Since the beginning of this second phase of the war against Ukraine – the first started eight years ago – analysts, including in the Netherlands, have been busy with geopolitical questions. Why did the Kremlin lose its strategic patience? Shouldn’t the West also put a little hand in its own bosom? What honorable retreat or even reward may we hold out for if Russia retraces its steps? And how far can our solidarity with Ukraine go without a Third World War breaking out?

The premise of many of these reflections is that we are witnessing Putin’s war and not Russia’s war. Just look at those thousands of protesters who do protest or those hundreds of thousands of intellectuals who have fled. After all, that is the highly cultural Russia that we love to know and embrace. I too follow that line with some eagerness. There must be some hope left, isn’t it?

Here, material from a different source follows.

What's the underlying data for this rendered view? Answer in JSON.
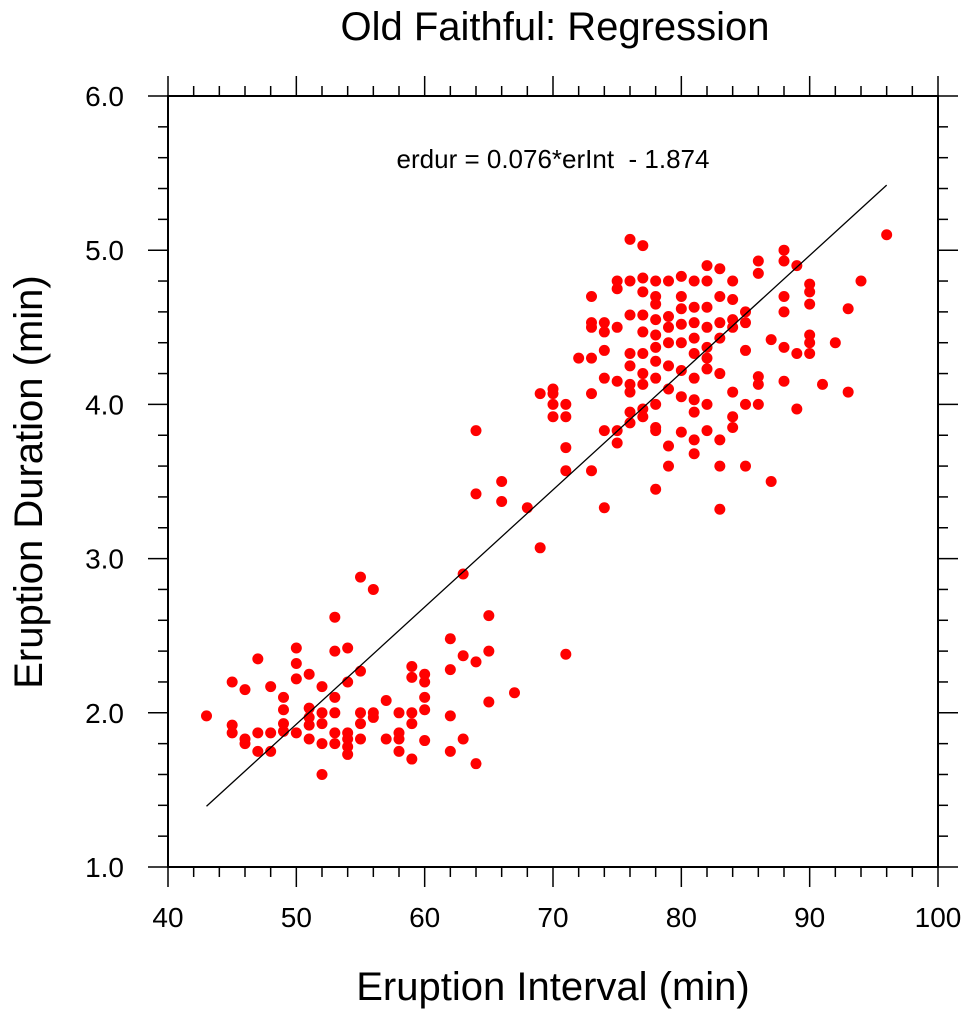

However, that rosy picture is not correct, the experienced Russian sociologist Alexei Levinson of the Levada Centrum research institute wrote in the second week of the war. In the Soviet-Russian cliché ‘we are peaceful people, but…’ the emphasis is increasingly on that ‘but…’ according to Levinson† Whether opinion polls in an authoritarian war society are accurate to the point is impossible to determine, but the trend is undeniable, he says.

As an explanation, the defense often sounds that after 22 years the Russian bourgeoisie has been knocked down. But on closer inspection, such condoning is a form of paternalism. As if the highly educated Russian people are even too dull to dance for the devil.

In any case, in Ukraine they are dying of this kind of empathy, in which great nineteenth-century writers and composers are repeatedly brought in to illustrate the cultural nation that Russia aspires to be.

According to Ukrainian theologian Oleksiy Panich – a native Russian-speaking academic from Donetsk who had to flee to Kiev in 2014 and to Lviv a few weeks ago – this admired Russian culture is not at all like that. hors competition as is thought in the European salons. Pushkin hailed the tsarist empire. Dostoevsky was fanatically anti-Polish. Other greats, such as Chekhov, indeed gave the little man a voice, but according to Panich this was often the voice of the Russian who knows well that his state commits all kinds of crimes, but above all does not want to be held accountable. This ‘escapism’ is now followed by the fleeing Russian intelligentsia, according to Panitchi

Precisely because today’s Russia is rich not just by one Putin, but by many Putins, the aggressive-imperialist Kremlin cannot be brought to a standstill with “pseudo-pacifist political correctness”, dominant in Western Europe, wrote the young Kiev sociologist Volodymyr Sheluchinin. earlier this month in the Ukrainian magazine Krytyka

These arguments of Sheluchinin and Panich find no response in the Netherlands. That’s curious. After 1945, many Dutch people have used the German excuse for decades ‘I’m not aware of it‘ did not want to accept and ridiculed, even if they had knowledge of the oeuvre of Goethe and Schiller. With the violence of war raging, why should Ukrainians feel compassion for Tolstoy’s land now?

Hubert Smeets is a journalist and historian. He writes a column here every other week.